The USS Laffey Engine Room Experience exhibit is part of the three-year plan of Patriots Point Naval & Maritime Museum to use technology to attract visitors with more exciting, innovative and interactive exhibits that involve the visitor in a hands-on experience while also teaching them about the history of the U.S. Navy and the heroes who served.

This new engine room experience is another piece of the ongoing mission to bring history alive at Patriots Point. “It’s one thing to look at an engine room, but it’s much more interesting to see it in action, hear the sounds and feel the rumbling under your feet,” said Executive Director Mac Burdette.  “In this new exhibit, visitors even get the chance to steer the ship understand the tension experienced by the sailors on the USS Laffey. We have brought the heart of the USS Laffey to life.”

The opening of the engine room is the first of two major exhibit openings planned on the USS Laffey for 2016.  Work continues on the interactive Combat Information Center (CIC) Experience that will highlight the ship’s service in the Cold War.  It is expected to open in a few months. Both will be included in the normal price of admission.

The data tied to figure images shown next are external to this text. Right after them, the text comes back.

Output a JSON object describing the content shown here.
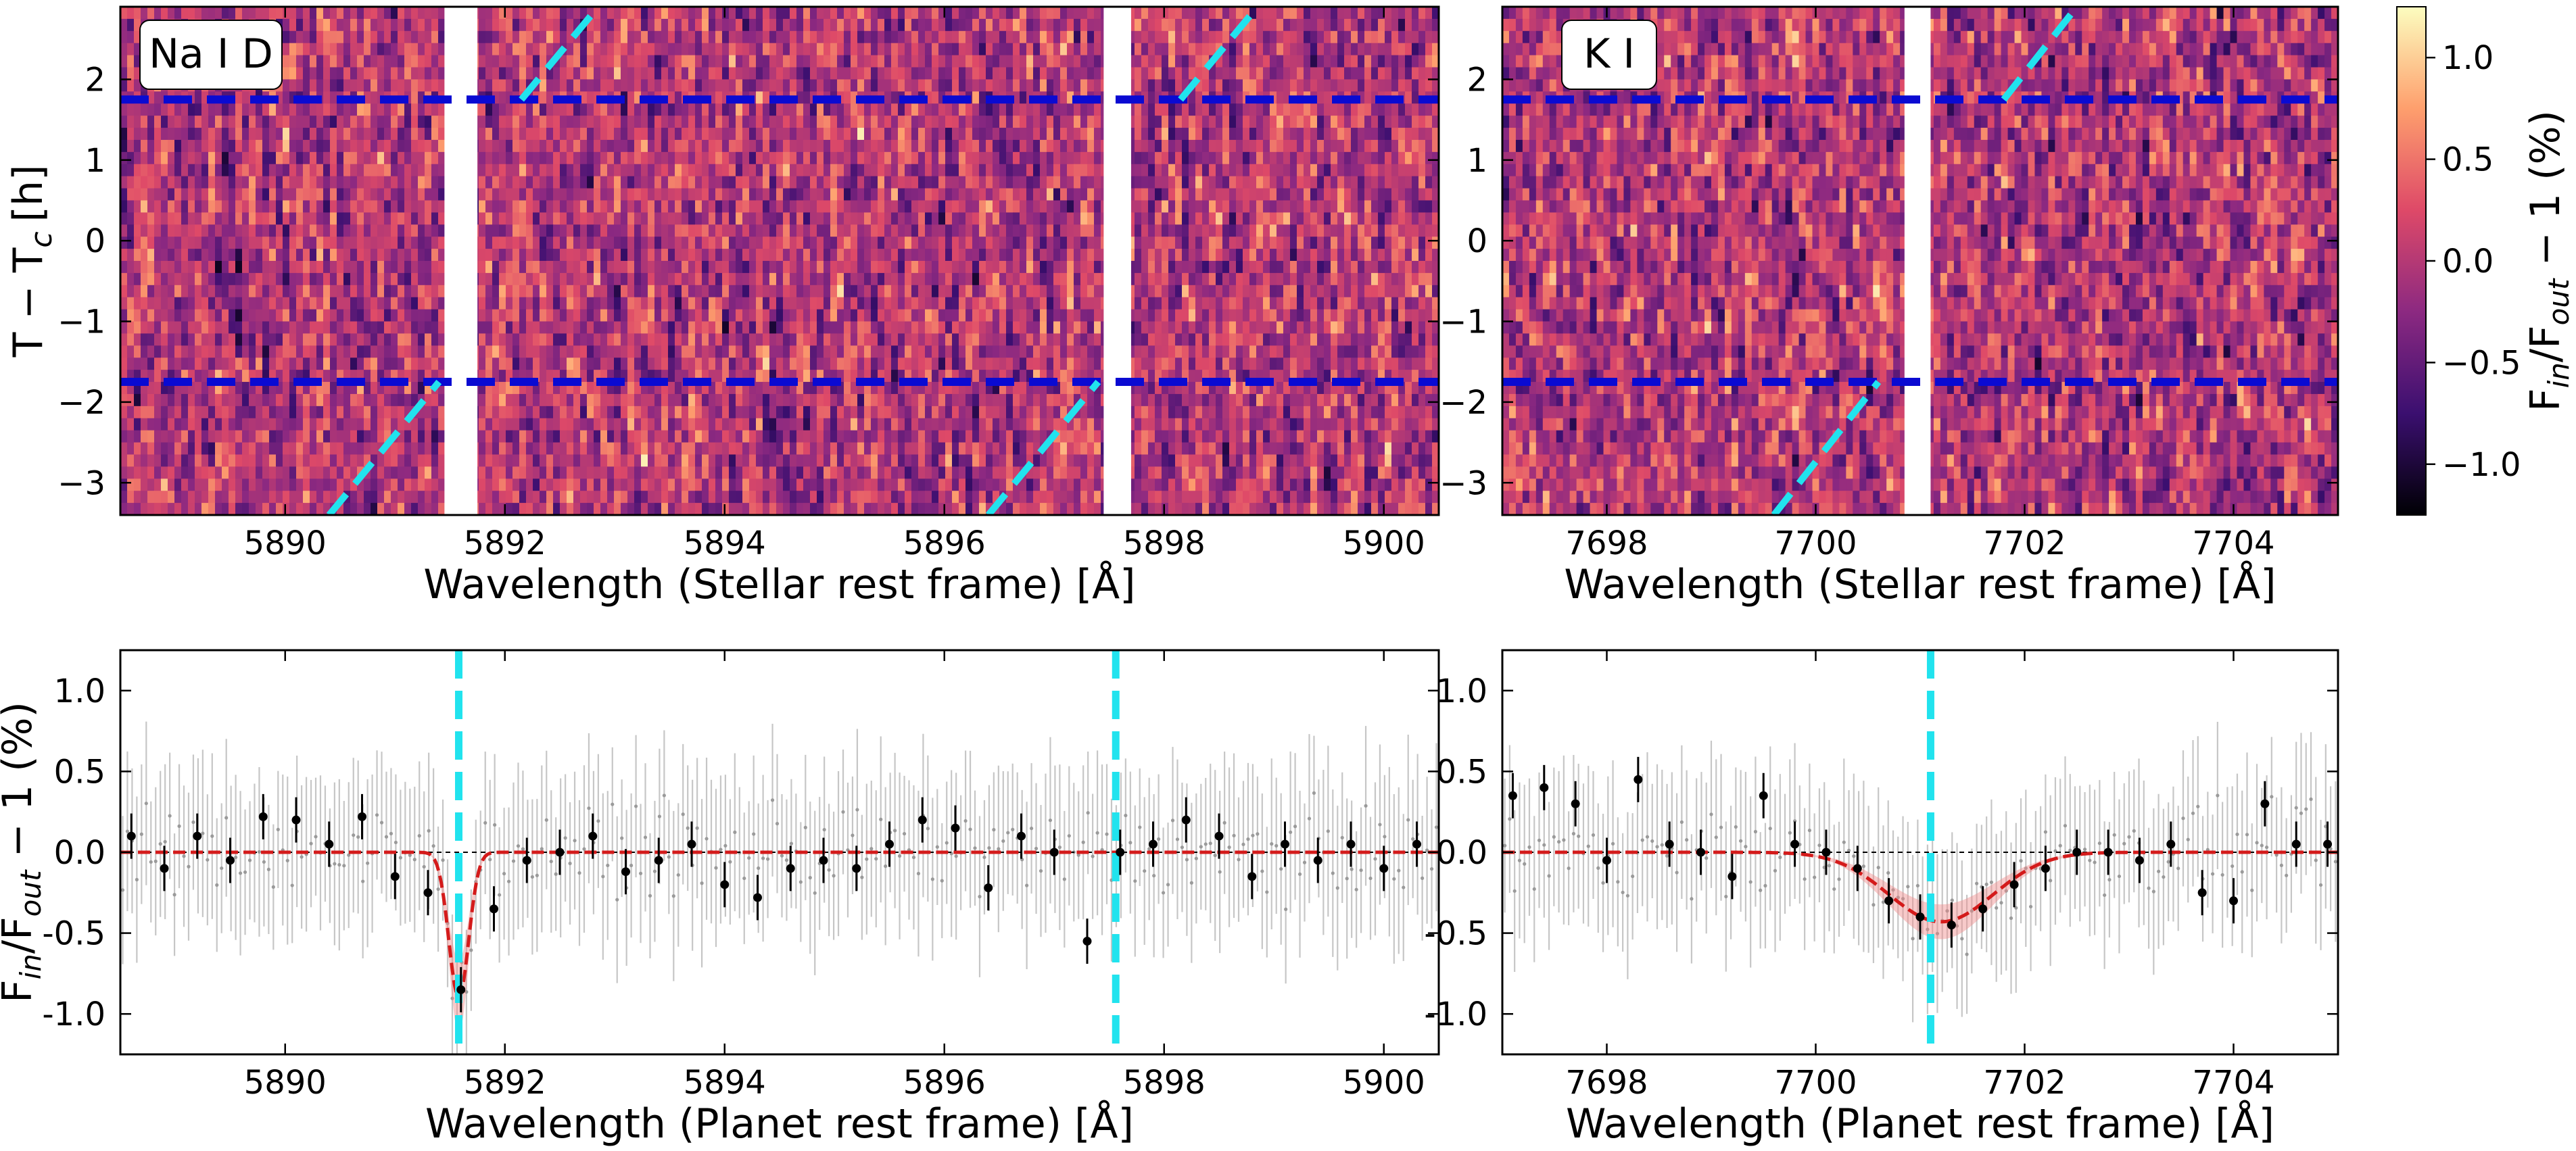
{
  "chart_data": [
    {
      "id": "nad-map",
      "type": "heatmap",
      "label": "Na I D",
      "xlabel": "Wavelength (Stellar rest frame) [Å]",
      "ylabel": "T − T_c [h]",
      "xlim": [
        5888.5,
        5900.5
      ],
      "ylim": [
        -3.4,
        2.9
      ],
      "xticks": [
        5890,
        5892,
        5894,
        5896,
        5898,
        5900
      ],
      "yticks": [
        -3,
        -2,
        -1,
        0,
        1,
        2
      ],
      "n_rows": 42,
      "masked_bands": [
        [
          5891.45,
          5891.75
        ],
        [
          5897.45,
          5897.7
        ]
      ],
      "contact_lines": [
        -1.75,
        1.75
      ],
      "planet_tracks": [
        {
          "x": [
            5890.4,
            5891.4
          ],
          "y": [
            -3.4,
            -1.75
          ]
        },
        {
          "x": [
            5892.15,
            5892.85
          ],
          "y": [
            1.75,
            2.9
          ]
        },
        {
          "x": [
            5896.4,
            5897.4
          ],
          "y": [
            -3.4,
            -1.75
          ]
        },
        {
          "x": [
            5898.15,
            5898.85
          ],
          "y": [
            1.75,
            2.9
          ]
        }
      ]
    },
    {
      "id": "k-map",
      "type": "heatmap",
      "label": "K I",
      "xlabel": "Wavelength (Stellar rest frame) [Å]",
      "xlim": [
        7697,
        7705
      ],
      "ylim": [
        -3.4,
        2.9
      ],
      "xticks": [
        7698,
        7700,
        7702,
        7704
      ],
      "yticks": [
        -3,
        -2,
        -1,
        0,
        1,
        2
      ],
      "n_rows": 42,
      "masked_bands": [
        [
          7700.85,
          7701.1
        ]
      ],
      "contact_lines": [
        -1.75,
        1.75
      ],
      "planet_tracks": [
        {
          "x": [
            7699.6,
            7700.6
          ],
          "y": [
            -3.4,
            -1.75
          ]
        },
        {
          "x": [
            7701.8,
            7702.5
          ],
          "y": [
            1.75,
            2.9
          ]
        }
      ]
    },
    {
      "id": "colorbar",
      "type": "colorbar",
      "label": "F_in/F_out − 1 (%)",
      "range": [
        -1.25,
        1.25
      ],
      "ticks": [
        -1.0,
        -0.5,
        0.0,
        0.5,
        1.0
      ],
      "colormap": [
        "#000004",
        "#3b0f70",
        "#8c2981",
        "#de4968",
        "#fe9f6d",
        "#fcfdbf"
      ]
    },
    {
      "id": "nad-spectrum",
      "type": "scatter",
      "xlabel": "Wavelength (Planet rest frame) [Å]",
      "ylabel": "F_in/F_out − 1 (%)",
      "xlim": [
        5888.5,
        5900.5
      ],
      "ylim": [
        -1.25,
        1.25
      ],
      "xticks": [
        5890,
        5892,
        5894,
        5896,
        5898,
        5900
      ],
      "yticks": [
        -1.0,
        -0.5,
        0.0,
        0.5,
        1.0
      ],
      "line_centers": [
        5891.58,
        5897.56
      ],
      "binned": {
        "x": [
          5888.6,
          5888.9,
          5889.2,
          5889.5,
          5889.8,
          5890.1,
          5890.4,
          5890.7,
          5891.0,
          5891.3,
          5891.6,
          5891.9,
          5892.2,
          5892.5,
          5892.8,
          5893.1,
          5893.4,
          5893.7,
          5894.0,
          5894.3,
          5894.6,
          5894.9,
          5895.2,
          5895.5,
          5895.8,
          5896.1,
          5896.4,
          5896.7,
          5897.0,
          5897.3,
          5897.6,
          5897.9,
          5898.2,
          5898.5,
          5898.8,
          5899.1,
          5899.4,
          5899.7,
          5900.0,
          5900.3
        ],
        "y": [
          0.1,
          -0.1,
          0.1,
          -0.05,
          0.22,
          0.2,
          0.05,
          0.22,
          -0.15,
          -0.25,
          -0.85,
          -0.35,
          -0.05,
          0.0,
          0.1,
          -0.12,
          -0.05,
          0.05,
          -0.2,
          -0.28,
          -0.1,
          -0.05,
          -0.1,
          0.05,
          0.2,
          0.15,
          -0.22,
          0.1,
          0.0,
          -0.55,
          0.0,
          0.05,
          0.2,
          0.1,
          -0.15,
          0.05,
          -0.05,
          0.05,
          -0.1,
          0.05
        ]
      },
      "model": {
        "type": "gaussian",
        "depth": -0.9,
        "center": 5891.58,
        "sigma": 0.09,
        "center2": 5897.56,
        "depth2": 0.0
      }
    },
    {
      "id": "k-spectrum",
      "type": "scatter",
      "xlabel": "Wavelength (Planet rest frame) [Å]",
      "xlim": [
        7697,
        7705
      ],
      "ylim": [
        -1.25,
        1.25
      ],
      "xticks": [
        7698,
        7700,
        7702,
        7704
      ],
      "yticks": [
        -1.0,
        -0.5,
        0.0,
        0.5,
        1.0
      ],
      "line_centers": [
        7701.1
      ],
      "binned": {
        "x": [
          7697.1,
          7697.4,
          7697.7,
          7698.0,
          7698.3,
          7698.6,
          7698.9,
          7699.2,
          7699.5,
          7699.8,
          7700.1,
          7700.4,
          7700.7,
          7701.0,
          7701.3,
          7701.6,
          7701.9,
          7702.2,
          7702.5,
          7702.8,
          7703.1,
          7703.4,
          7703.7,
          7704.0,
          7704.3,
          7704.6,
          7704.9
        ],
        "y": [
          0.35,
          0.4,
          0.3,
          -0.05,
          0.45,
          0.05,
          0.0,
          -0.15,
          0.35,
          0.05,
          0.0,
          -0.1,
          -0.3,
          -0.4,
          -0.45,
          -0.35,
          -0.2,
          -0.1,
          0.0,
          0.0,
          -0.05,
          0.05,
          -0.25,
          -0.3,
          0.3,
          0.05,
          0.05
        ]
      },
      "model": {
        "type": "gaussian",
        "depth": -0.43,
        "center": 7701.2,
        "sigma": 0.5
      }
    }
  ],
  "tick_labels": {
    "nad_x": [
      "5890",
      "5892",
      "5894",
      "5896",
      "5898",
      "5900"
    ],
    "k_x": [
      "7698",
      "7700",
      "7702",
      "7704"
    ],
    "map_y": [
      "−3",
      "−2",
      "−1",
      "0",
      "1",
      "2"
    ],
    "spec_y": [
      "-1.0",
      "-0.5",
      "0.0",
      "0.5",
      "1.0"
    ],
    "cbar": [
      "−1.0",
      "−0.5",
      "0.0",
      "0.5",
      "1.0"
    ]
  },
  "labels": {
    "nad_tag": "Na I D",
    "k_tag": "K I",
    "map_ylabel": "T − T",
    "map_ylabel_sub": "c",
    "map_ylabel_unit": "[h]",
    "stellar_xlabel": "Wavelength (Stellar rest frame) [Å]",
    "planet_xlabel": "Wavelength (Planet rest frame) [Å]",
    "flux_label_F1": "F",
    "flux_label_in": "in",
    "flux_label_F2": "/F",
    "flux_label_out": "out",
    "flux_label_tail": " − 1 (%)"
  }
}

The USS Laffey DD-724 was first commissioned 72 years ago today on February 8, 1944. This Sumner-class destroyer served in World War II at the invasion of Normandy on D-Day and in the Pacific Theater – where she earned her nickname “The Ship That Would Not Die” after an attack by 22 Japanese bombers and kamikaze planes. The Laffey also served in the Korean and Vietnam Wars before being decommissioned in 1975 and joining the fleet at Patriots Point Naval & Maritime Museum in 1981.